Where this is going
Clawling's organisms currently evolve their context. The endgame is total mutability — every single element of the AI prone to mutation. Language capabilities, model weights, the wrapper shell, architecture. All of it.
| Element | Status |
|---|---|
| Context / genome | Implemented |
| Model choice (Ollama) | Implemented |
| Language capabilities | Future |
| Model weights | Future |
| Wrapper shell | Future |
| Architecture | Future |
The current work is building the interoperability layer — ensuring context and identity survive even as every other component changes underneath.

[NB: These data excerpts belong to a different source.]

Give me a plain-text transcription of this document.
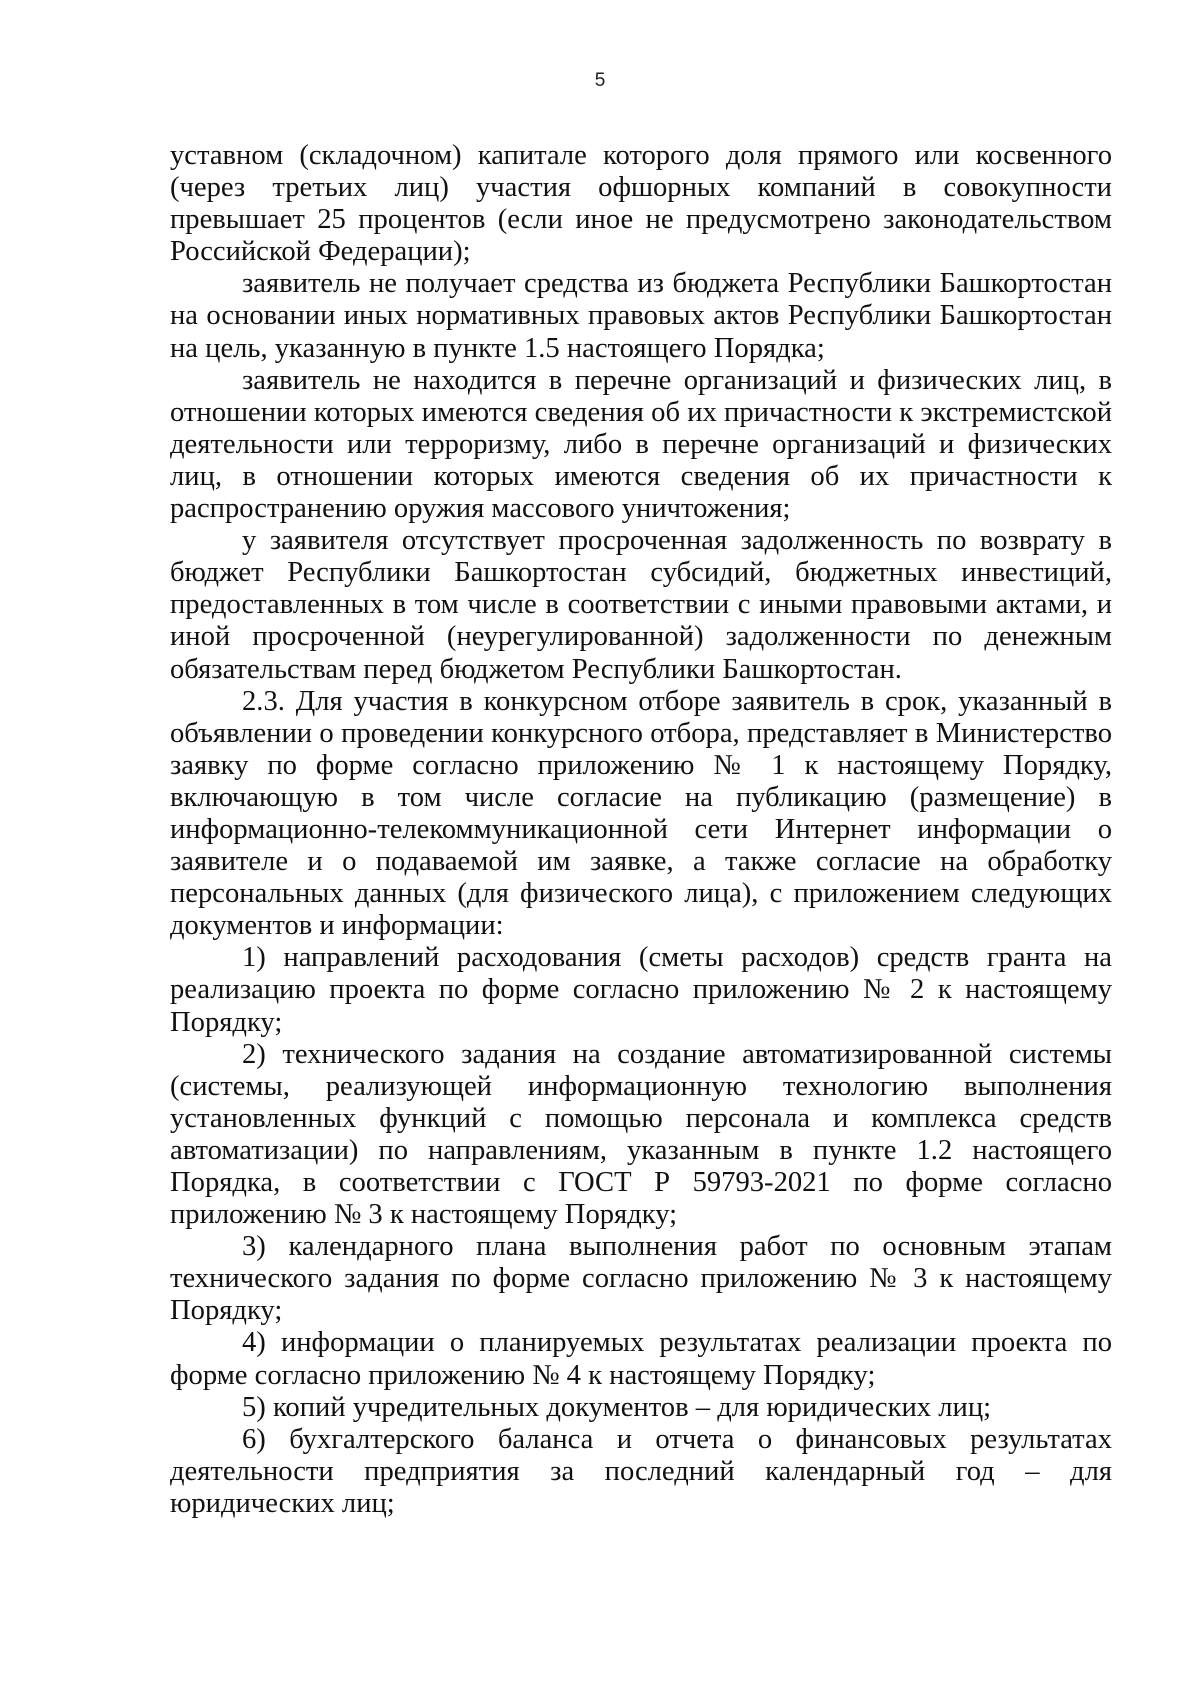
5

уставном (складочном) капитале которого доля прямого или косвенного (через третьих лиц) участия офшорных компаний в совокупности превышает 25 процентов (если иное не предусмотрено законодательством Российской Федерации);

заявитель не получает средства из бюджета Республики Башкортостан на основании иных нормативных правовых актов Республики Башкортостан на цель, указанную в пункте 1.5 настоящего Порядка;

заявитель не находится в перечне организаций и физических лиц, в отношении которых имеются сведения об их причастности к экстремистской деятельности или терроризму, либо в перечне организаций и физических лиц, в отношении которых имеются сведения об их причастности к распространению оружия массового уничтожения;

у заявителя отсутствует просроченная задолженность по возврату в бюджет Республики Башкортостан субсидий, бюджетных инвестиций, предоставленных в том числе в соответствии с иными правовыми актами, и иной просроченной (неурегулированной) задолженности по денежным обязательствам перед бюджетом Республики Башкортостан.

2.3. Для участия в конкурсном отборе заявитель в срок, указанный в объявлении о проведении конкурсного отбора, представляет в Министерство заявку по форме согласно приложению № 1 к настоящему Порядку, включающую в том числе согласие на публикацию (размещение) в информационно-телекоммуникационной сети Интернет информации о заявителе и о подаваемой им заявке, а также согласие на обработку персональных данных (для физического лица), с приложением следующих документов и информации:

1) направлений расходования (сметы расходов) средств гранта на реализацию проекта по форме согласно приложению № 2 к настоящему Порядку;

2) технического задания на создание автоматизированной системы (системы, реализующей информационную технологию выполнения установленных функций с помощью персонала и комплекса средств автоматизации) по направлениям, указанным в пункте 1.2 настоящего Порядка, в соответствии с ГОСТ Р 59793-2021 по форме согласно приложению № 3 к настоящему Порядку;

3) календарного плана выполнения работ по основным этапам технического задания по форме согласно приложению № 3 к настоящему Порядку;

4) информации о планируемых результатах реализации проекта по форме согласно приложению № 4 к настоящему Порядку;

5) копий учредительных документов – для юридических лиц;

6) бухгалтерского баланса и отчета о финансовых результатах деятельности предприятия за последний календарный год – для юридических лиц;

The organism is the pattern, not the substrate.
The industry's approach: train a massive model, then distill it into a smaller one. The smaller model mimics the big one but never truly understands. It's recycled copper wiring.
The alternative: clipping.
The result: a model potentially smaller than current frontier models, equally capable, trained once and clipped many ways.
You don't make somebody learn stuff by constantly expanding their brain. A baby has a small brain and then a 30-year-old has a brain the size of an apartment building — you don't do that because that's stupid. There's lots of stuff you don't need, and you should clip it off later.
This is synaptic pruning. The brain has more connections in childhood than adulthood. Learning isn't just adding wires — it's eliminating weak ones.
It is an absolute mess how often people end up using a separate embedding model for their RAG pipeline that doesn't match the language model's internal embeddings. The two models' understanding of concepts diverges, and precision collapses.
Every large language model should have a vector database built into it for all of its proper nouns. Authority control for named entities in the embedding space. Each entity gets a unique, stable coordinate in the model's own latent space.
Disambiguation through probabilistic distributions — an entity isn't a point, it's a cloud of probability. The string "Descartes" and the entity Descartes are different things. The string is a path of tokens; the entity is a destination of meaning.
Three modes of thinking, integrated:
The model "sees" the goal in latent space. No words yet, just the semantic target. JEPA predicts the consequence of an action in latent space without generating text.
When the path is complex, use vector algebra to check logical consistency. AND, OR, NOT as mathematical operations on high-dimensional vectors. Precise algebraic operations, not statistical guesses.
Take the abstract goal and logic, slowly refine a complete output. Like a blurry image coming into focus. The entire thought is refined simultaneously — no commitment to the first word before the last word is ready.
Large language models are committed at each point in sentence generation. They start saying something, get something wrong, and then have to correct themselves. LLM text comes out flat because it can't build up to a point like humans do.
Text diffusion doesn't have this characteristic. It establishes the global semantic structure and then iteratively settles on specific tokens. Humans have the gist of a point before finding the words — diffusion mimics this.
Custom tools for mapping the internal geometry of embedding spaces. Identifying which dimensions encode which capabilities. Sparse autoencoders as interpretability microscopes.
The vision: a debugger that doesn't show you code but shows you the vector trajectory through the model's reasoning. Chain of Thought visible in its raw mathematical form.
All of these ideas feed back into Clawling's organisms. Clipping could apply to model weights, not just context. JEPA-style intuition could replace autoregressive generation. HDC could provide structured reasoning within the 100 KB identity budget. Latent space cartography provides the interpretability layer for understanding how organisms evolve.
Context evolution is what we can do now. Model evolution is the next frontier.
The philosophy and the engineering are the same thing. When someone asks "why is the genome in markdown?" the answer is both philosophical and technical — and the two answers are the same answer.